엔진 배기 가스의 일부를 엔진 흡입구로 재 순환시킴으로써 내연 기관에서 발생되는 산화질소의 배출을 감소시키는 것은 잘 알려져 있다. 이러한 많은 배기 가스 재순환(EGR) 시스템은 잘 알려진 바와 같이, 상기 EGR 시스템에서 봉착되는 문제점들중 하나는 재순환 배기 가스 흐름(EGR 가스)과 흡입 공기 흐름을 효과적으로 혼합하는 것이 어렵다는 것이다. 특히, 이는 EGR 가스 흐름과 흡입 가스 흐름 사이에서 역압차를 생성할 수 있는 강제 유도 엔진(터보차저 또는 슈퍼차저 엔진과 같은)에 결합된 EGR 시스템에서 문제가 될 수 있다. 예를 들면, 상기 EGR 시스템은 잘 알려진 바와 같이, EGR 가스 흐름을 엔진 흡입구로 유입시키기 위하여 EGR 기류의 압력을 상승시키도록 엔진 구동 EGR 펌프를 포함한다. 그러나, 상기 EGR 펌프의 사용은 비용 및 무게의 증가를 수반하고, 연료 소비의 증가로 인하여 엔진 출력의 기생(parasitic) 손실이 수반된다.It is well known to reduce the emissions of nitrogen oxides generated in internal combustion engines by recirculating a portion of the engine exhaust to the engine intake. As many of these exhaust gas recirculation (EGR) systems are well known, one of the problems encountered in the EGR system is that it is difficult to effectively mix the recirculation exhaust gas stream (EGR gas) and the intake air stream. In particular, this can be a problem in an EGR system coupled to a forced induction engine (such as a turbocharger or supercharged engine) that can produce a backpressure difference between the EGR gas flow and the intake gas flow. For example, the EGR system includes, as is well known, an engine driven EGR pump to increase the pressure of the EGR airflow to introduce the EGR gas flow into the engine intake. However, the use of the EGR pump entails an increase in cost and weight and a parasitic loss of engine output due to an increase in fuel consumption.
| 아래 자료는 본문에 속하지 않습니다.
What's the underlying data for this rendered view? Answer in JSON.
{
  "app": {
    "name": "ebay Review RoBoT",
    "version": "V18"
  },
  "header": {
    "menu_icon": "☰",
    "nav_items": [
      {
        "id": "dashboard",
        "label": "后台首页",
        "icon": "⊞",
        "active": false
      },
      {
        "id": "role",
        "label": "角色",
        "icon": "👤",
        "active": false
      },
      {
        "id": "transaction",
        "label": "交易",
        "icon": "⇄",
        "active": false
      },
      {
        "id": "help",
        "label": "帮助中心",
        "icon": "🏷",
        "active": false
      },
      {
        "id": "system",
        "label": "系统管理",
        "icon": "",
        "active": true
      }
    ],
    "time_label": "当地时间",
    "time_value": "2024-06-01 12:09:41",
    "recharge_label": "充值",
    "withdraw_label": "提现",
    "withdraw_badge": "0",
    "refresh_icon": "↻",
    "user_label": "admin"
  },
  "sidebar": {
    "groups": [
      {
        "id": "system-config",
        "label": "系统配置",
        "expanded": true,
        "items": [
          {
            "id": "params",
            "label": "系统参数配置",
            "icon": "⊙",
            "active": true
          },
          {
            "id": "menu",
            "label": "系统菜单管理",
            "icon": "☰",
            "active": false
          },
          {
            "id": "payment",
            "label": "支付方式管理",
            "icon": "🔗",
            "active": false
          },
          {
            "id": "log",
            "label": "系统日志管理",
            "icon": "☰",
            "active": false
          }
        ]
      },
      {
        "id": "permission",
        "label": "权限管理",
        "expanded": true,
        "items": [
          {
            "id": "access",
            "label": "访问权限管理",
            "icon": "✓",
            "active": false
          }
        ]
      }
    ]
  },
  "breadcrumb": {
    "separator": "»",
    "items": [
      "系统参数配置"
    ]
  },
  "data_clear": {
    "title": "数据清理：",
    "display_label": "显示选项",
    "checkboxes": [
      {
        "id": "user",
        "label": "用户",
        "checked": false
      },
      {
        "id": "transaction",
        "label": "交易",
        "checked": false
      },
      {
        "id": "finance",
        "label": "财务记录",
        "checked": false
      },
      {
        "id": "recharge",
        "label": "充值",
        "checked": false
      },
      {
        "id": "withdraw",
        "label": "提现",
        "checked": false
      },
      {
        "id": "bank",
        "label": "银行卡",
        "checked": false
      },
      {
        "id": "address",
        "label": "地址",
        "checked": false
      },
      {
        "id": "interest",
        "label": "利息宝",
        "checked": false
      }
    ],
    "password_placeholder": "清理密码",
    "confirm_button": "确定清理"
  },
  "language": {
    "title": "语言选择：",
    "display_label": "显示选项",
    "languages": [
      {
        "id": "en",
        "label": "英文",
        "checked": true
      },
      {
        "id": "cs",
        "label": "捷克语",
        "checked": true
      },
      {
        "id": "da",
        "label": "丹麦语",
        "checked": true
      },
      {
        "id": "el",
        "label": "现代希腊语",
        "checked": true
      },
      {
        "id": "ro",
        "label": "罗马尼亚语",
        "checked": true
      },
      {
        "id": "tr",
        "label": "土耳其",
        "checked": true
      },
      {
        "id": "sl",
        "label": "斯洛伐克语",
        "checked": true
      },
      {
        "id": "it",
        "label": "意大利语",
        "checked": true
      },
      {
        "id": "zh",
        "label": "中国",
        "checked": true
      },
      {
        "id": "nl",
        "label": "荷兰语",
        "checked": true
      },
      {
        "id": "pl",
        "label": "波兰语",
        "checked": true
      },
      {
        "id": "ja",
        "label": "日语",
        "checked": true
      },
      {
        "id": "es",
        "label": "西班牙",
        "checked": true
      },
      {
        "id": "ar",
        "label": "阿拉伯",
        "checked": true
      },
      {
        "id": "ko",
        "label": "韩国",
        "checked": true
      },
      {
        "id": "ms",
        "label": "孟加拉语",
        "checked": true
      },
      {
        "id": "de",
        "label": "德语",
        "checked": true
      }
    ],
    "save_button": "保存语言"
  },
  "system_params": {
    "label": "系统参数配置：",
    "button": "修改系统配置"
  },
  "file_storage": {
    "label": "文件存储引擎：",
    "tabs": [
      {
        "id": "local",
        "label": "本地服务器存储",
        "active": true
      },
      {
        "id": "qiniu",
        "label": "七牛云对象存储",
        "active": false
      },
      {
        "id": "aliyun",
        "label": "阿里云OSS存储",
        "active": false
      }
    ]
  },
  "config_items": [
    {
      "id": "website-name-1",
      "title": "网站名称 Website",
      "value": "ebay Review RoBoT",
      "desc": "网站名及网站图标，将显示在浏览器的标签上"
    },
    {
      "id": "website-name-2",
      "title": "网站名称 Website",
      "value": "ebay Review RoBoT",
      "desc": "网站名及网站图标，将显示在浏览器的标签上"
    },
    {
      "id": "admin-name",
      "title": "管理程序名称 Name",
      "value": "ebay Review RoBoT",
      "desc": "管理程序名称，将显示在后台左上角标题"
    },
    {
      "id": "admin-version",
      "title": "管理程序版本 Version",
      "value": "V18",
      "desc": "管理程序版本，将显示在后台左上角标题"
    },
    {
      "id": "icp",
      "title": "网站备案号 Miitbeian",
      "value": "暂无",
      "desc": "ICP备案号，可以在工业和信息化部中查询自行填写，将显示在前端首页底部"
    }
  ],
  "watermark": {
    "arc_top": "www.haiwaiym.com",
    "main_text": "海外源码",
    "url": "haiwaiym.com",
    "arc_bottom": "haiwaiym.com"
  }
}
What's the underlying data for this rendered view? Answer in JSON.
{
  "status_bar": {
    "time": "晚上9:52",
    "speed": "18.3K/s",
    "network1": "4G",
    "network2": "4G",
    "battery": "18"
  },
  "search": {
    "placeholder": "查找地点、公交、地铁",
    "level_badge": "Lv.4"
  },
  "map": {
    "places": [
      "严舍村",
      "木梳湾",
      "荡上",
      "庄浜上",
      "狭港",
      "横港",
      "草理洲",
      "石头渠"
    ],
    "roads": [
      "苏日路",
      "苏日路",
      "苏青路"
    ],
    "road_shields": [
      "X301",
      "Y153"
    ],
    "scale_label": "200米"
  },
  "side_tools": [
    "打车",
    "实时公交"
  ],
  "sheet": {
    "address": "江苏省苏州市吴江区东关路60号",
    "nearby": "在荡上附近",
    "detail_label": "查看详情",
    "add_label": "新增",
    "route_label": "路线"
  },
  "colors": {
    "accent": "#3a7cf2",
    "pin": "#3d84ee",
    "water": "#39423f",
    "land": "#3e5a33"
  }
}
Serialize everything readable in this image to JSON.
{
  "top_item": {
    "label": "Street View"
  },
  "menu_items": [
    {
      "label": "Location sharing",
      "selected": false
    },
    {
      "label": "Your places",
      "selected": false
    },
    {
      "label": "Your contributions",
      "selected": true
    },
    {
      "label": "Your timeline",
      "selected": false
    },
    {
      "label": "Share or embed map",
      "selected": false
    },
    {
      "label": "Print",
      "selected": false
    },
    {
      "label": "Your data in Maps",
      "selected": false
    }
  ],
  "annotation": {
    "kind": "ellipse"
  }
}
또한, 상기 EGR 시스템은 잘 알려진 바와 같이, 흡입 공기 흐름 라인에서 국부적인 감압 압력을 생성하기 위한 벤츄리(venturi)를 포함한다. 실질적으로, 이러한 시스템에 있어, 상기 EGR 가스는 흡입 공기 흐름 라인에 제공된 벤츄리의 스로트(throat)로 유입되고, 따라서 두 공기 흐름을 혼합시키도록 요구되는 일을 감소시킨다. 이러한 EGR 시스템은 미국 특허 제4,426,848호에 제안되어 있다.The EGR system also includes a venturi for generating local decompression pressure in the intake air flow line, as is well known. In practice, in such a system, the EGR gas enters the throat of the venturi provided in the intake air flow line, thus reducing the work required to mix the two air streams. Such an EGR system is proposed in US Pat. No. 4,426,848.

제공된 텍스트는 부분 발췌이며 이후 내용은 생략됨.